Духовный человек знает силу и ценность закона, его внутреннюю безусловность. Мирской — не видит этой безусловности и соблюдения закона требует, потому что обратное вызвало бы трение с миром. Закон для него есть приличие. Прилично жить и прилично умереть — таково требование мирское. Но духовному требуется не приличие, а соблюдение закона в существе его, а соблюсти в существе нередко значит нарушить по букве. Юродивым мирское приличие постоянно нарушается. И было бы странно, если бы о. Алексей, не быв в жизни приличным, оказался бы таковым в кончине. Такой же, каким он был, о. Алексей не мог окончить своего жизненного пути ни вполне пристойным погребением по первому разряду, ни благолепным отходом по всем правилам аскетики (несомненно правильным, как и полагается быть правилам). У мира имеется точная роспись, как именно должен кончать свое земное поприще человек, занесенный в ту или другую рубрику. Точно так же имеется и проработанная программа кончины старца, каковая и преднамечалась о. Алексею. А он, по миру, должен был проделать все предназначавшееся, чтобы получить тоже преднамеченные реплики мира. Он должен был выразить крайнее сознание своей негодности, сокрушаться о своих грехах, свидетельствовать о невыполненности им своего жизненного долга. Заранее предполагается, что все это должно быть им сознано и во всяком случае высказано. Это требуется, ибо без этого и реплика мира, в которой будет доказываться обратное и из сокрушения почившего делаться вывод о его скромности и смирении, — такая реплика становится неуместной. Мир верит лишь в себя и потому последнее слово суда и одобрения оставляет за собою; а судимый и восхваляемый усопший должен проявить свою потребность в этом одобрении.
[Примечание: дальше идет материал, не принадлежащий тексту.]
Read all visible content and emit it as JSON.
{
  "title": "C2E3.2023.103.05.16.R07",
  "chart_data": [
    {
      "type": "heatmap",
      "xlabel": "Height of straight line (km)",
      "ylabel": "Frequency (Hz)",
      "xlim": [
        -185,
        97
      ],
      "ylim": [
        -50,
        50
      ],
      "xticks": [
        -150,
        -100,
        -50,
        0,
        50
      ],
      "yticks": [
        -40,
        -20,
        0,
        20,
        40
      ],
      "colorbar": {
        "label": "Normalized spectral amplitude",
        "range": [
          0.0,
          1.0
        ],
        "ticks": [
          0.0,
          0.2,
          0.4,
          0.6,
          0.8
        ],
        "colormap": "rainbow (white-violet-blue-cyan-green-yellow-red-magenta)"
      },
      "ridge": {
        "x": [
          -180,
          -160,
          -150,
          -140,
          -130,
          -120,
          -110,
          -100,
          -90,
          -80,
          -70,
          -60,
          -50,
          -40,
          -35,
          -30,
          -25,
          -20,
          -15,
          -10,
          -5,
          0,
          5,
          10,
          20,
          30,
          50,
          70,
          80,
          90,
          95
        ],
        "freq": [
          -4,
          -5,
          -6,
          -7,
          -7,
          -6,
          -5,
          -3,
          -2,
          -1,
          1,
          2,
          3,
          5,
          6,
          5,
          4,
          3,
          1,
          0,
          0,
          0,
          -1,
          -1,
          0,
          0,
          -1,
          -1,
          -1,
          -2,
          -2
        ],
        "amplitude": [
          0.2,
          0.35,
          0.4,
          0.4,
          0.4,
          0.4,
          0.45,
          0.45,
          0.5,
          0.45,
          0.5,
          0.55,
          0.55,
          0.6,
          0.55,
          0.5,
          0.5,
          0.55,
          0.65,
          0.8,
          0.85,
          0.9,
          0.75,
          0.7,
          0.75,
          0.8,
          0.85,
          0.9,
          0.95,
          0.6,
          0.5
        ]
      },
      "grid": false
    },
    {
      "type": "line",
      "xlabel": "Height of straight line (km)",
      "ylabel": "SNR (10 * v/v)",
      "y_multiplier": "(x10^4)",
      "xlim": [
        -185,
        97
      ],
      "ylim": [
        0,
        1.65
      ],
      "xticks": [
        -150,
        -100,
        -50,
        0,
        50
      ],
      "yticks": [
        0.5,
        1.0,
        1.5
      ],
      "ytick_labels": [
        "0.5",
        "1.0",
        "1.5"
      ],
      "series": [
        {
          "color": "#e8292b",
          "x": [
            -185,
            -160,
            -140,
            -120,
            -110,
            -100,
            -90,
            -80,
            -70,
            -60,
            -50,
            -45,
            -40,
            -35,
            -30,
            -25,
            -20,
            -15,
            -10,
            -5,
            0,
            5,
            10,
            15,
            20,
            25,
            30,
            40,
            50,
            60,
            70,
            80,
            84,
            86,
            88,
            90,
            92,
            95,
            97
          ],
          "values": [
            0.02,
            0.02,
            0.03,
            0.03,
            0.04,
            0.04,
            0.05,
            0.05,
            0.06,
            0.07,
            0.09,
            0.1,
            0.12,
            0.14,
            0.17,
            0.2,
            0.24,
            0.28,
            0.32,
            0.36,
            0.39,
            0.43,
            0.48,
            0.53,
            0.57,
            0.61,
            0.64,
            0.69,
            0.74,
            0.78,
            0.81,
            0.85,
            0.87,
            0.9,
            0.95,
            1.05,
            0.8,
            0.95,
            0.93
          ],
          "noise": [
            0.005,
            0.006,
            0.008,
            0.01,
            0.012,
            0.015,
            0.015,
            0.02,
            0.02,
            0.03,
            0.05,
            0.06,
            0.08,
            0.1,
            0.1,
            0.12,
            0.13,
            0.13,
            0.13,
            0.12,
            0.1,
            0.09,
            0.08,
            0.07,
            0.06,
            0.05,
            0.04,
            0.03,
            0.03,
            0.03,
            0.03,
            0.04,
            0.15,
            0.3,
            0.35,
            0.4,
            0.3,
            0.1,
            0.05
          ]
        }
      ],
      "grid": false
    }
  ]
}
Мог ли тот, кто жил поперек мира, не поступить наоборот? Своим последним словом он показал, что не признает за миром права суда, ибо «духовного судит только духовный» [1963]* Мир ждал повода к похвале, но о. Алексей пресек эту возможность и сам сказал о себе или, точнее, — об о. Алексее то, что услышал в ином мире, которому и принадлежит суд и похвала. Своим словом о. Алексей в последний раз, но с окончательною силою возвестил духовную свободу, которую возвещал во все время своего служения. Но, возвещая, он испытует тех, кто считал себя ценившим его. Он требует да или нет от мира. Но мир безмолвствует.